This work addresses the challenges of low data efficiency and poor generalization in traditional reinforcement learning for multi-task drone acrobatics. The authors propose GEAR, a novel framework that, for the first time, integrates SO(2) geometric equivariance into an end-to-end multi-task policy network. By combining FiLM-based task modulation with a multi-head critic architecture, GEAR embeds dynamical symmetry as an inductive bias, yielding a highly sample-efficient control policy. The method achieves a 98.85% success rate across diverse acrobatic maneuvers, substantially outperforming existing baselines. Furthermore, it demonstrates robust generalization and practical applicability by stably executing complex composite maneuvers on a real-world drone platform.

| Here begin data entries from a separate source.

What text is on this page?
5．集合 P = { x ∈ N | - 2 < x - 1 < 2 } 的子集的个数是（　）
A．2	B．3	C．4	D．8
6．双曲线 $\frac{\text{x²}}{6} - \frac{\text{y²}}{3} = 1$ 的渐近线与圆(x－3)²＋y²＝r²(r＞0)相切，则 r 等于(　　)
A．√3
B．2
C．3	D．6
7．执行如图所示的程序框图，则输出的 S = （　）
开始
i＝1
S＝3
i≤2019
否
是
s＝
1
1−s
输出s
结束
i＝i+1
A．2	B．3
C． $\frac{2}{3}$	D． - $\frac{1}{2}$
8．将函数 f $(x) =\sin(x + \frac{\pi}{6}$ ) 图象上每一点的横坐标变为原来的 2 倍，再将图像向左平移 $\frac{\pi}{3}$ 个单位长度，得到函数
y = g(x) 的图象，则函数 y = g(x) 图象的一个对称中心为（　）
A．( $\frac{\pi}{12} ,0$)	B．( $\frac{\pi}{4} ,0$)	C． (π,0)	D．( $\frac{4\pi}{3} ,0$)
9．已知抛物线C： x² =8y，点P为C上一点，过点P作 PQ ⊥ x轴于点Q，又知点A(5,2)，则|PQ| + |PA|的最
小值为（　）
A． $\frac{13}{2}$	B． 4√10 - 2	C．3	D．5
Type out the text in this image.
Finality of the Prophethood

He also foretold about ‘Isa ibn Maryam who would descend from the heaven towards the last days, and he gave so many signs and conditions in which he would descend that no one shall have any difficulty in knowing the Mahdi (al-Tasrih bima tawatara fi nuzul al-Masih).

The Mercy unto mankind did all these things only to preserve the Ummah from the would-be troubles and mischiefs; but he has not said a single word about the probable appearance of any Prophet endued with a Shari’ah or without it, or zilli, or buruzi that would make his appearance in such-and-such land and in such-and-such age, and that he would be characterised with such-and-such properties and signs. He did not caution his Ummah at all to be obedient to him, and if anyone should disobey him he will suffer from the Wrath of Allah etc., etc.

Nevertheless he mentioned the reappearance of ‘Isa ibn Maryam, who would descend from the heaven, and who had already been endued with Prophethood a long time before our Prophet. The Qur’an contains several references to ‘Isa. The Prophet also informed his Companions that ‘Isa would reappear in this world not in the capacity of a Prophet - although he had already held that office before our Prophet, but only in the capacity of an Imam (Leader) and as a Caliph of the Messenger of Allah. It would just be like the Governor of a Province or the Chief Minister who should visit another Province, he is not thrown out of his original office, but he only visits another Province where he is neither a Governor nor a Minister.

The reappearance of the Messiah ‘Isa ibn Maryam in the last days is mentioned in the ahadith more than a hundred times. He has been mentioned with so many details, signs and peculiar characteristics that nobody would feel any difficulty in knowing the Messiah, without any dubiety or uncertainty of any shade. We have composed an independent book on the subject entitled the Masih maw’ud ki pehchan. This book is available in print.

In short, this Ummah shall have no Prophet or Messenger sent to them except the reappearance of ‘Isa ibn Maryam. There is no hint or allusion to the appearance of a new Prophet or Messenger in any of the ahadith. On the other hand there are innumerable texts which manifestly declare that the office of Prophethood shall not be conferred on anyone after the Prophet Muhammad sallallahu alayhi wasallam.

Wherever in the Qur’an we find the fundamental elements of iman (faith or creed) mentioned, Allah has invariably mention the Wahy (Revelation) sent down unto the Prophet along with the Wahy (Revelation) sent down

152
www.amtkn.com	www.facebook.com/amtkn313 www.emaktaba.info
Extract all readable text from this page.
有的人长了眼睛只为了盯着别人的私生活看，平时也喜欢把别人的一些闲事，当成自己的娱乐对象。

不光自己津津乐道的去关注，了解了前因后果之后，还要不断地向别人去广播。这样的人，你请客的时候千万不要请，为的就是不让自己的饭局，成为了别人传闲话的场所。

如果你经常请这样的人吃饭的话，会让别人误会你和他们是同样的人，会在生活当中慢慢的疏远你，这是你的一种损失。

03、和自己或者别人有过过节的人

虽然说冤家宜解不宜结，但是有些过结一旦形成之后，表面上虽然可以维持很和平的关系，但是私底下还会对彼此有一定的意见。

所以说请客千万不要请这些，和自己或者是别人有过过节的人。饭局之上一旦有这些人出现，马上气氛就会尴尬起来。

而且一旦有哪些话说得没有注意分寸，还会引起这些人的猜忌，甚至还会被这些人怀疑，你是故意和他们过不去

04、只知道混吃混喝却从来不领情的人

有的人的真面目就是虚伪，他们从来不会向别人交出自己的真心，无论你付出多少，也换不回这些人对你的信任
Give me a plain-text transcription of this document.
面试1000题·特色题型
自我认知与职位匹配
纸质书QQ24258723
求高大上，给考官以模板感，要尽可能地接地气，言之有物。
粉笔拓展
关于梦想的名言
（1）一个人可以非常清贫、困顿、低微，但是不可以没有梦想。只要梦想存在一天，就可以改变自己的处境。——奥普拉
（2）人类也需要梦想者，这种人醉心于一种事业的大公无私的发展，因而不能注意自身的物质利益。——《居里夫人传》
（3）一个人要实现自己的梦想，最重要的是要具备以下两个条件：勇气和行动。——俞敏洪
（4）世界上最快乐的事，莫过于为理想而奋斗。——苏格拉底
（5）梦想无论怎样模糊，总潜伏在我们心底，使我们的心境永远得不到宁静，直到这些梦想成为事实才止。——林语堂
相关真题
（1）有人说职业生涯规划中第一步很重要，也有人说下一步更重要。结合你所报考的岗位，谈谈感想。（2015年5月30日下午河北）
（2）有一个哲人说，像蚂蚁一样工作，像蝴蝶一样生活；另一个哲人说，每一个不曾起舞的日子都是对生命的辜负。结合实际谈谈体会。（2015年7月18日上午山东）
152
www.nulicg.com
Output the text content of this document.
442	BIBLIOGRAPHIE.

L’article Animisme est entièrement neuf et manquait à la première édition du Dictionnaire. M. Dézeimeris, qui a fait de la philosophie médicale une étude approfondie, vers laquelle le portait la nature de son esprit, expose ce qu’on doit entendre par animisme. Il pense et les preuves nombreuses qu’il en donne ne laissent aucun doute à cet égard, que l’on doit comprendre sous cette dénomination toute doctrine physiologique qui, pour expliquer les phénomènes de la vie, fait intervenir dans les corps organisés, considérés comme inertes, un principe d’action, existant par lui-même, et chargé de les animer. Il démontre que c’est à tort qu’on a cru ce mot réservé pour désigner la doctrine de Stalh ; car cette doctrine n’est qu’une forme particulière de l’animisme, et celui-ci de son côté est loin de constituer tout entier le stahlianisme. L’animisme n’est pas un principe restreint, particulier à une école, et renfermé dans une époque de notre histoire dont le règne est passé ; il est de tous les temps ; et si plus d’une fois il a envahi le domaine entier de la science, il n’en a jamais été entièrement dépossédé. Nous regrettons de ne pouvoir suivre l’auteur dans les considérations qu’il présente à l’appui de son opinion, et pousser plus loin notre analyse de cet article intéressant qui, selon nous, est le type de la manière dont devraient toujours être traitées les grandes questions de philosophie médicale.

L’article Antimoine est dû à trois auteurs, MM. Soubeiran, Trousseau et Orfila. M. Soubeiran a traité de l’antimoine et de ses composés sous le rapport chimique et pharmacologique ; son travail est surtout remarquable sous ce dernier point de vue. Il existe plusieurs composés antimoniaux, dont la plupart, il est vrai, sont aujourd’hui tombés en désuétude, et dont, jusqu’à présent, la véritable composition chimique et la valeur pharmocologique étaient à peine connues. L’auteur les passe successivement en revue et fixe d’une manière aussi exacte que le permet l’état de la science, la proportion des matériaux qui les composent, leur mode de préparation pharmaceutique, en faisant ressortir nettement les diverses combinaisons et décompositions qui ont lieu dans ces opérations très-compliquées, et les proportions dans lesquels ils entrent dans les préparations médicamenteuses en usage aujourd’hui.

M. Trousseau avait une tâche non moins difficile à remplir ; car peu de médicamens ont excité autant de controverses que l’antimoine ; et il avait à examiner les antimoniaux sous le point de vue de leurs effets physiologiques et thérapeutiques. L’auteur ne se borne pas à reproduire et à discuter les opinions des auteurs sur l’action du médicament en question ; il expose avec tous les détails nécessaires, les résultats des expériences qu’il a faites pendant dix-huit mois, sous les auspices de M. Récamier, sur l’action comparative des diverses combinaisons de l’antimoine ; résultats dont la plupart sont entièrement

Flight control for autonomous micro aerial vehicles (MAVs) is evolving from steady flight near equilibrium points toward more aggressive aerobatic maneuvers, such as flips, rolls, and Power Loop. Although reinforcement learning (RL) has shown great potential in these tasks, conventional RL methods often suffer from low data efficiency and limited generalization. This challenge becomes more pronounced in multi-task scenarios where a single policy is required to master multiple maneuvers. In this paper, we propose a novel end-to-end multi-task reinforcement learning framework, called GEAR (Geometric Equivariant Aerobatics Reinforcement), which fully exploits the inherent SO(2) rotational symmetry in MAV dynamics and explicitly incorporates this property into the policy network architecture. By integrating an equivariant actor network, FiLM-based task modulation, and a multi-head critic, GEAR achieves both efficiency and flexibility in learning diverse aerobatic maneuvers, enabling a data-efficient, robust, and unified framework for aerobatic control. GEAR attains a 98.85\% success rate across various aerobatic tasks, significantly outperforming baseline methods. In real-world experiments, GEAR demonstrates stable execution of multiple maneuvers and the capability to combine basic motion primitives to complete complex aerobatics.